5. Childbearing and childbirth are central to The Red Tent. How do the fertility childbearing and birthing practices differ from contemporary life? How are they similar? How do they compare with your own experiences as a mother or father?

6. Discuss Jacob's role as a father. Does he treat Dinah differently from his sons? Does he feel differently about her? If so, how?

7. Discuss Dinah's twelve brothers. Discuss their relationships with each other, with Dinah, and with Jacob and his four wives. Are they a close family?

8. Female relationships figure largely in The Red Tent. Discuss the importance of Inna, Tabea, Werenro, and Meryt.

9. In the novel, Rebecca is presented as an Oracle. Goddesses are venerated along with gods. What do you think of this culture, in which the Feminine has not yet been totally divorced from the Divine? How does El, the God of Abraham, Isaac, and Jacob, fit into this?

10. Dinah's point of view is often one of an outsider, an observer. What effect does this have on the narrative? What effect does this have on the reader?

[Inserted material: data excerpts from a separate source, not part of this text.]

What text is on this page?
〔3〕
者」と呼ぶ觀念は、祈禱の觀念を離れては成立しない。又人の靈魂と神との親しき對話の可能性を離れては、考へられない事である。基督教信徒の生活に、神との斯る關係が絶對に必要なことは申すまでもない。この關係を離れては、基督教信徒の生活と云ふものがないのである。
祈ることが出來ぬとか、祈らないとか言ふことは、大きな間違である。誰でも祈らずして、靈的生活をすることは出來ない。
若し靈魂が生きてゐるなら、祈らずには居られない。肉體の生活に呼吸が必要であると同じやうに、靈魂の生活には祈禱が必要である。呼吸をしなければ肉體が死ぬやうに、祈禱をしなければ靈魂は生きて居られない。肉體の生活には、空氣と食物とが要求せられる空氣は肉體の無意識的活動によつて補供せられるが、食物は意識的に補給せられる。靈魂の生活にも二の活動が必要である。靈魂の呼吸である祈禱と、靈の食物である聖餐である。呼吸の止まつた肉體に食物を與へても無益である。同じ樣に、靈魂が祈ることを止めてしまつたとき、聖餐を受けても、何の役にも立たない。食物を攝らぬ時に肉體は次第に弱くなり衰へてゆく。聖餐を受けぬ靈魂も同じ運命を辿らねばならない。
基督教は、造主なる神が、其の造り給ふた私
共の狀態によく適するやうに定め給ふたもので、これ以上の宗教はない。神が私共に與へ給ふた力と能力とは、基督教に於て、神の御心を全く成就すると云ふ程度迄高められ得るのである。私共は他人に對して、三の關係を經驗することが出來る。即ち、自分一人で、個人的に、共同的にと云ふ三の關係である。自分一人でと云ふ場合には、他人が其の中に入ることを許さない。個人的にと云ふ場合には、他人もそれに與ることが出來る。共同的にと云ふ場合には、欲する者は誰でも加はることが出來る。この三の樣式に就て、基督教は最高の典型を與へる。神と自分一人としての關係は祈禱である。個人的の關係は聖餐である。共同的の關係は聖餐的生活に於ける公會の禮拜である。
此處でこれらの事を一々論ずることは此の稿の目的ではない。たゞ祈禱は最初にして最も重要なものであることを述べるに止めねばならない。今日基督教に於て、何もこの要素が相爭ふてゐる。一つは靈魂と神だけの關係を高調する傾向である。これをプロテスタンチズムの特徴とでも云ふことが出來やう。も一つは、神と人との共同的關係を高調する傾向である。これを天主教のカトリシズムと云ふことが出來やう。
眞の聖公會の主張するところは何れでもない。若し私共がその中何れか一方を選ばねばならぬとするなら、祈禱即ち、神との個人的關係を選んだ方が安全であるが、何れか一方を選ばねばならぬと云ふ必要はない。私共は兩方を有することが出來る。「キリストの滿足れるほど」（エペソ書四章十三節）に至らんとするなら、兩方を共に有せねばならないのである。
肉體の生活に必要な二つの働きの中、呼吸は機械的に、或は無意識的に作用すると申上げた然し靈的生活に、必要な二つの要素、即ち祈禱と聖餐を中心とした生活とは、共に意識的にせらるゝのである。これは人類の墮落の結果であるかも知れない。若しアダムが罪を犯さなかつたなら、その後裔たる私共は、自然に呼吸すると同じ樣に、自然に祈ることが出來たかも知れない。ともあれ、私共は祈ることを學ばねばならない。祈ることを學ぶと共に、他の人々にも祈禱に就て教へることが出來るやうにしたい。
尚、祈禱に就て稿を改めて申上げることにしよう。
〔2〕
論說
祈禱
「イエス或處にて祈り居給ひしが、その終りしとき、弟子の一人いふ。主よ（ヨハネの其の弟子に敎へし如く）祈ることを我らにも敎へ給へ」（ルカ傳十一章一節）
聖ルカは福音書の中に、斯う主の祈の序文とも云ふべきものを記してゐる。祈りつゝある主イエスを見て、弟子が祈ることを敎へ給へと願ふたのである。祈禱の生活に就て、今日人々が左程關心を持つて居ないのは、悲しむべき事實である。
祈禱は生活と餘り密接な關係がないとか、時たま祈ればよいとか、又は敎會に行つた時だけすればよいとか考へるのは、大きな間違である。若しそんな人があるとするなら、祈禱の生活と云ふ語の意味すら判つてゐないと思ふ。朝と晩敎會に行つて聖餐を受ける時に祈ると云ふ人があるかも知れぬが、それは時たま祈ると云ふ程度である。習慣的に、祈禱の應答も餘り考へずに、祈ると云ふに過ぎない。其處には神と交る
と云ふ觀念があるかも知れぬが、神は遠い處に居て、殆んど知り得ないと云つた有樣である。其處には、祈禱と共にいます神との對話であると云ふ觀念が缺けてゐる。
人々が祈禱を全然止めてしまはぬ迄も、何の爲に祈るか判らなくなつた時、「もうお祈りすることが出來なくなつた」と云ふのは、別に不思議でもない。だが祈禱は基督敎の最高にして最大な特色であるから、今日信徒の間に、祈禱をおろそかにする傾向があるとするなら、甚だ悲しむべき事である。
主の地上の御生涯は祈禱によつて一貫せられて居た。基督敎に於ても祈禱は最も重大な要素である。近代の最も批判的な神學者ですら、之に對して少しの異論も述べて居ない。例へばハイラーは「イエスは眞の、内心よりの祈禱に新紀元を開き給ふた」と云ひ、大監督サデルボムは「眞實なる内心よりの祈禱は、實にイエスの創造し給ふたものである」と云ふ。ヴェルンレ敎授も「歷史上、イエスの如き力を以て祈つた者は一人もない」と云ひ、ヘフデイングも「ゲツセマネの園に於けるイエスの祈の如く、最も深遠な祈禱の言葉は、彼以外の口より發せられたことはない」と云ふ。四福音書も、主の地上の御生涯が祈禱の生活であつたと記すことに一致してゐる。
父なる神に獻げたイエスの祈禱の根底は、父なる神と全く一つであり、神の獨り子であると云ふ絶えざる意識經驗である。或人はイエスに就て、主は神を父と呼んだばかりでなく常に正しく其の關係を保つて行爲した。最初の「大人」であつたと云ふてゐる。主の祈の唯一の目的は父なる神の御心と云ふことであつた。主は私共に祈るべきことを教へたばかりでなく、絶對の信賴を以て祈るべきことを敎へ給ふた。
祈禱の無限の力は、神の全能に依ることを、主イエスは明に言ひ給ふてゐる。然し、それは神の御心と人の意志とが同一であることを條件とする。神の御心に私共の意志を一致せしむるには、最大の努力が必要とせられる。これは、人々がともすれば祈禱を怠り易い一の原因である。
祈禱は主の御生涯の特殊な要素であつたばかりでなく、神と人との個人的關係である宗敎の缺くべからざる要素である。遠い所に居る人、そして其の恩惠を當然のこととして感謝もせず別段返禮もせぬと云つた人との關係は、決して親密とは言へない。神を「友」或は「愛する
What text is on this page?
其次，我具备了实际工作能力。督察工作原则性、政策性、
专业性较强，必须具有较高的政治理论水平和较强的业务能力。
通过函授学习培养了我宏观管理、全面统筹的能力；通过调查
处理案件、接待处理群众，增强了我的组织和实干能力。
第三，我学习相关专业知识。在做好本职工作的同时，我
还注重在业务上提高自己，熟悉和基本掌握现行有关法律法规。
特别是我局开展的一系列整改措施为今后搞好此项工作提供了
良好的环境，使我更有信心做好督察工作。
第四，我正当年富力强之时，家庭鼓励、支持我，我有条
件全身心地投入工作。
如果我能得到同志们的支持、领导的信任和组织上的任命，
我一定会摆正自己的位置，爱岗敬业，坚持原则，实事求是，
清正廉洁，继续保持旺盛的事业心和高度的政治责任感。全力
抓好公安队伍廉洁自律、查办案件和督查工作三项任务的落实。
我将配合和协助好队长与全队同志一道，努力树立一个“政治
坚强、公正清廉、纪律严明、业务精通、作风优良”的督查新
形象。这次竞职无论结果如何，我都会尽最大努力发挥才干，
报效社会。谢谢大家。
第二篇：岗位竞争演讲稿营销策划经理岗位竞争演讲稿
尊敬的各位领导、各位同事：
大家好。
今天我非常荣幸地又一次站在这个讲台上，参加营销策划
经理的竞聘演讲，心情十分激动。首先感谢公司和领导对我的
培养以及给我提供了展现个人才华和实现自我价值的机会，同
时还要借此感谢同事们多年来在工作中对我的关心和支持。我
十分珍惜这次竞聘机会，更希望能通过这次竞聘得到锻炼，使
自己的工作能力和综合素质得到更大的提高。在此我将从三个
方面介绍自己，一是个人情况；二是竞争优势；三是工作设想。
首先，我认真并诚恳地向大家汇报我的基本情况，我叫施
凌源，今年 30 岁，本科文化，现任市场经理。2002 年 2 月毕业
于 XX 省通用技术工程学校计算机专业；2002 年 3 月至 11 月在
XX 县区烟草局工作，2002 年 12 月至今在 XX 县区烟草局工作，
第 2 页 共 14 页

11. The book travels from Haran (contemporary Iraq/Syria), through Canaan and into Shechem (Israel), and into Egypt. What strikes you about the cultural differences Dinah encounters vis-à-vis food, clothing, work, and male-female relationships.

12. In The Red Tent, we see Dinah grow from childhood to old age. Discuss how she changes and matures. What lessons does she learn from life? If you had to pick a single word to describe the sum of her life, what word would you choose? How would Dinah describe her own life experience?